Significant detachment occurred at 37°C on PTFE, but only after the surface was completely colonized. It would seem that the rapid colonization of the surface resulted in the formation of cellular aggregates based on a relatively low number of adherent cells. Consequently, the aggregates became too voluminous and detached themselves because of the weak interactions of the few adherent cells with the hydrophobic PTFE. Interestingly, a phase of detachment took place after 1 day at 20°C on stainless steel, but this was transitory and the surface was almost completely colonized again 24 h later. At 20°C, L. monocytogenes colonized PTFE more slowly but without detachment, and at the end of 1 week, a three-dimensional structure with voluminous aggregates was visible.
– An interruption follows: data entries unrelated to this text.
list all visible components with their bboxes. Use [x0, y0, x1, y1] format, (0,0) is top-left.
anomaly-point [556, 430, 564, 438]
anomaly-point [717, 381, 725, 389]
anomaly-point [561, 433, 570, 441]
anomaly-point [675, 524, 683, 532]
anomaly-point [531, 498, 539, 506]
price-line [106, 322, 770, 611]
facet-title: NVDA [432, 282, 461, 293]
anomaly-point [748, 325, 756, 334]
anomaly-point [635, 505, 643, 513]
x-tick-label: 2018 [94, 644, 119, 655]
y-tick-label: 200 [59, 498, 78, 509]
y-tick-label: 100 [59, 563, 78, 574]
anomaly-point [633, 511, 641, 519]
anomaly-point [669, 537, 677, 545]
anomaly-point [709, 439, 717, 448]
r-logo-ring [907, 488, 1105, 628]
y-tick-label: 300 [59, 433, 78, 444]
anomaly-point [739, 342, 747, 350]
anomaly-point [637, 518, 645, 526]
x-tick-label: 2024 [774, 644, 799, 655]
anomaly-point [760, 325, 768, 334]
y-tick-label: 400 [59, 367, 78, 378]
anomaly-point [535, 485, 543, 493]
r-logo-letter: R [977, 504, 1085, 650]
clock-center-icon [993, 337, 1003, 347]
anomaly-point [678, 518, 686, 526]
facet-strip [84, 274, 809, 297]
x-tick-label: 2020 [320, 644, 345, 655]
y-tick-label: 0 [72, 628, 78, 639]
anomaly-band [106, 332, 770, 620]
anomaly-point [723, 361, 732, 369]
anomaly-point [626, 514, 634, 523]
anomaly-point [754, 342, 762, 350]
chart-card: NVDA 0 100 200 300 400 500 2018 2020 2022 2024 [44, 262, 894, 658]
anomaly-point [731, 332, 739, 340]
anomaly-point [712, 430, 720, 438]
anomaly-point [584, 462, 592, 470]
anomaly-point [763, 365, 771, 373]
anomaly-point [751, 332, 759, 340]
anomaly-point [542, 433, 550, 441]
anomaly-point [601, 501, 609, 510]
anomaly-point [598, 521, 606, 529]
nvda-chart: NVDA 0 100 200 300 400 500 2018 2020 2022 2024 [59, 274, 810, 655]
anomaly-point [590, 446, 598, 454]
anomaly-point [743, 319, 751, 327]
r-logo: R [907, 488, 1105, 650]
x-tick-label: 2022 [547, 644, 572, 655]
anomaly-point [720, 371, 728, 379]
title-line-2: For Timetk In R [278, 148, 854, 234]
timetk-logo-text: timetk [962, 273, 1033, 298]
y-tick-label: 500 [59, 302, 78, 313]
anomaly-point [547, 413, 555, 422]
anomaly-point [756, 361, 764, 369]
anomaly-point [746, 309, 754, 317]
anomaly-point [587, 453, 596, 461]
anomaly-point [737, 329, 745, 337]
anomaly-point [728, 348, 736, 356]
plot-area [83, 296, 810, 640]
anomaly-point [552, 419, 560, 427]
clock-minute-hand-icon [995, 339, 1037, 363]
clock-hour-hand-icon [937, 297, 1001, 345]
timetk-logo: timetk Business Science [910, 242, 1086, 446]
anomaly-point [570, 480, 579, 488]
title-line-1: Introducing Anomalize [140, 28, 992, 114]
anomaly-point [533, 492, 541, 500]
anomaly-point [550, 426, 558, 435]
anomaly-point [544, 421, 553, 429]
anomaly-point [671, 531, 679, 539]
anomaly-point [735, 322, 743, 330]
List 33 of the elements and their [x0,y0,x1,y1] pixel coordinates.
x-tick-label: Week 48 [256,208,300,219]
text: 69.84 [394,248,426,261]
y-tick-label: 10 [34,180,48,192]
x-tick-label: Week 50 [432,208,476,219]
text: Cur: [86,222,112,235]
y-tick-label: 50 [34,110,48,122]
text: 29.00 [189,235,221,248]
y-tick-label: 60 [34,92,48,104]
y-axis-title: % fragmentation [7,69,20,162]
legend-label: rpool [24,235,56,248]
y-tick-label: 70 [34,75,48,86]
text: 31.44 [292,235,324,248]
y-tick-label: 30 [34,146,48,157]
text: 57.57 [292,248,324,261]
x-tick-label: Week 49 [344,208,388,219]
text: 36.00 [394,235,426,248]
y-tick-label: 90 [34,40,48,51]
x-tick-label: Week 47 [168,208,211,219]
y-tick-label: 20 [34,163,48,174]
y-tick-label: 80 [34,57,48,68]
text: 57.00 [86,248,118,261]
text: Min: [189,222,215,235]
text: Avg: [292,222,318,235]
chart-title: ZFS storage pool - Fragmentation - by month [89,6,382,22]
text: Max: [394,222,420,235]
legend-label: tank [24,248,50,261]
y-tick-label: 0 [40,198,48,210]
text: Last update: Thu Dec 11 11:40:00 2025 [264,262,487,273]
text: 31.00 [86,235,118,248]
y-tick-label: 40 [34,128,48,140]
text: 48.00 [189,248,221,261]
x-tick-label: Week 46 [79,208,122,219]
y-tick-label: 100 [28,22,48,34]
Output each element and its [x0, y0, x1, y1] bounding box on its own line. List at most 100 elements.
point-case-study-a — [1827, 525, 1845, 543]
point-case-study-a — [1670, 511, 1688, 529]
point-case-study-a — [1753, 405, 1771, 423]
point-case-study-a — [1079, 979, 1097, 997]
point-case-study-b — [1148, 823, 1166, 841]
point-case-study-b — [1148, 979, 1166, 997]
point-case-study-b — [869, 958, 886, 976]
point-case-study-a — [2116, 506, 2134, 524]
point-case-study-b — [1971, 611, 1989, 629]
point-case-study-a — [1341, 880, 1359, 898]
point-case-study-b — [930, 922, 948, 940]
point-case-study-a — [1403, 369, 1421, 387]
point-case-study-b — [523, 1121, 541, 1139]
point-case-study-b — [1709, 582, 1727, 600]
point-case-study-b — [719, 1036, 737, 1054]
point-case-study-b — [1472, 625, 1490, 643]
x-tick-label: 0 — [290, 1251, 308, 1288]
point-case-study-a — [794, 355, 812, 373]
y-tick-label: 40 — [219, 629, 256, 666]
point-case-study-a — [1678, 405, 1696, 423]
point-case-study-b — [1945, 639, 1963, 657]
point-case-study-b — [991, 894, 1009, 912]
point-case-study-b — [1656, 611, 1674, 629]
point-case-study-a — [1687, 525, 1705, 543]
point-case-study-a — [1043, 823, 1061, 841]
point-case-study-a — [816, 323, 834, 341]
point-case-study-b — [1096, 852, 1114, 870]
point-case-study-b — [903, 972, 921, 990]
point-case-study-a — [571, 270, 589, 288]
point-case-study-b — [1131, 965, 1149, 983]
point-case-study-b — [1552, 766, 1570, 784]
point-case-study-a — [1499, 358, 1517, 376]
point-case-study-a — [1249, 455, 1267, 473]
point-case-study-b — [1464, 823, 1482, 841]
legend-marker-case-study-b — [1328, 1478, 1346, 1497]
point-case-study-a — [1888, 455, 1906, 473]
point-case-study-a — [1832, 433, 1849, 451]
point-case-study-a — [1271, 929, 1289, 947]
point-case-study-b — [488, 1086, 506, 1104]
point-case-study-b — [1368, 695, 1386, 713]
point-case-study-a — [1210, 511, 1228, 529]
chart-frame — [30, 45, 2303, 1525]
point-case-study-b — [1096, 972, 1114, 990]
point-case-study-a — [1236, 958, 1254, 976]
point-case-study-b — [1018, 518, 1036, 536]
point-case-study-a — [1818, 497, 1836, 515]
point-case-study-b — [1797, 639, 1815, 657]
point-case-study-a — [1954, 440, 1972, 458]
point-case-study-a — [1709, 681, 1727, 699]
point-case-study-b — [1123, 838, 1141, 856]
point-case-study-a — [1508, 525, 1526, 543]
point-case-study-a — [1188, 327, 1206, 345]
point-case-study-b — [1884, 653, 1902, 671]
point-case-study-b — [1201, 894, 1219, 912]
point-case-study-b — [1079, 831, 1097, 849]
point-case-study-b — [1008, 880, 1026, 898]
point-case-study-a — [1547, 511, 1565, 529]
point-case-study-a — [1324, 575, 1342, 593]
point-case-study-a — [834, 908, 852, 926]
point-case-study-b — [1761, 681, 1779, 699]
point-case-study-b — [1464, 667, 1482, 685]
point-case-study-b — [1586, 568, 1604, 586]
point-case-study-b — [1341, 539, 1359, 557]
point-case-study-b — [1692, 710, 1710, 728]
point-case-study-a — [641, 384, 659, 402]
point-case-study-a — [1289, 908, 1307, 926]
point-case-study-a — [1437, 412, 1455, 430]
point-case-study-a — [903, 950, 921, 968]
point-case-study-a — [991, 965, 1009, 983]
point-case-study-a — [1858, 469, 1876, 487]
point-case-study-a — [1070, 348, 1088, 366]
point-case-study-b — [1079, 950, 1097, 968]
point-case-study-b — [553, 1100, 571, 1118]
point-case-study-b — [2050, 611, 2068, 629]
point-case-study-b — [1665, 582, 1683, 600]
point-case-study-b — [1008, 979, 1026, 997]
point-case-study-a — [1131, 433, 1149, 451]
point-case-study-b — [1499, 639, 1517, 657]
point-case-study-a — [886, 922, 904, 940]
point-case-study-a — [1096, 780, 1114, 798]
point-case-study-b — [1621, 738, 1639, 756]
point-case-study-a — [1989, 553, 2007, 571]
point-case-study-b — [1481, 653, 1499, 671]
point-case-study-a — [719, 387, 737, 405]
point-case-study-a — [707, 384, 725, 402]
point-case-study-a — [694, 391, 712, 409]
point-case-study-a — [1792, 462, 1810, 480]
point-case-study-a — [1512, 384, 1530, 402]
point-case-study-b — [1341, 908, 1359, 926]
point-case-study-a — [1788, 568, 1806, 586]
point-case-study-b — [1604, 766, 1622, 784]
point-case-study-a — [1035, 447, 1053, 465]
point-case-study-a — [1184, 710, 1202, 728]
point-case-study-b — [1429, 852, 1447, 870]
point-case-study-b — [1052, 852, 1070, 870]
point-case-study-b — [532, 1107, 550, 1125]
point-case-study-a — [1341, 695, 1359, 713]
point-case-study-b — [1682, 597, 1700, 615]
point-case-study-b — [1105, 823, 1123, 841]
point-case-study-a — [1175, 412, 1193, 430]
Biofilms could be stable at 20°C on PTFE due to the presence of flagella. Several authors have described the positive influence of flagellation and motility on the different stages of biofilm formation (33, 34). Flagellation could facilitate the contact with the substratum by overcoming any electrostatic repulsion forces (15) and in this way could help to form a more important layer of cells directly in contact with the surface. Such a phenomenon may explain the significant difference in biofilm stability observed on PTFE between 37 and 20°C. This study confirms that biofilms are dynamic structural entities in which detachment, growth, and movement of microcolonies take place (37). This dynamic may be at the origin of dissemination of microorganisms and contamination of surfaces, such as, for example, in food industries.
The observations of L. monocytogenes biofilms by SEM showed a significant spatial shape composed of aggregates surrounded by voids. These spaces could be the consequence of the treatments undergone by the samples before SEM observations or could correspond to water channels, as described by several authors (7, 10, 22). These water channels allow the distribution and circulation of nutrients and oxygen inside the biofilm. The greater cell length observed at low temperature, already described as well for planktonic cells (18), than for sessile cells growing under conditions of stress (5) gave evidence of an impaired physiology. The growth medium and the methodology used in this work show that it is possible to obtain a significant population of sessile cells with a three-dimensional shape. From a practical point of view, our results demonstrate that the use of PTFE (hydrophobic) surfaces in cold rooms may minimize the development of L. monocytogenes biofilms in food plants. In other respects, the size of the population obtained (
108 CFU/cm2) indicates the need for further investigations about the biofilm physiology and mechanisms of resistance to environmental stresses or to cleaning and disinfection treatments. Such studies are in progress in our laboratory, in particular by a proteomic approach.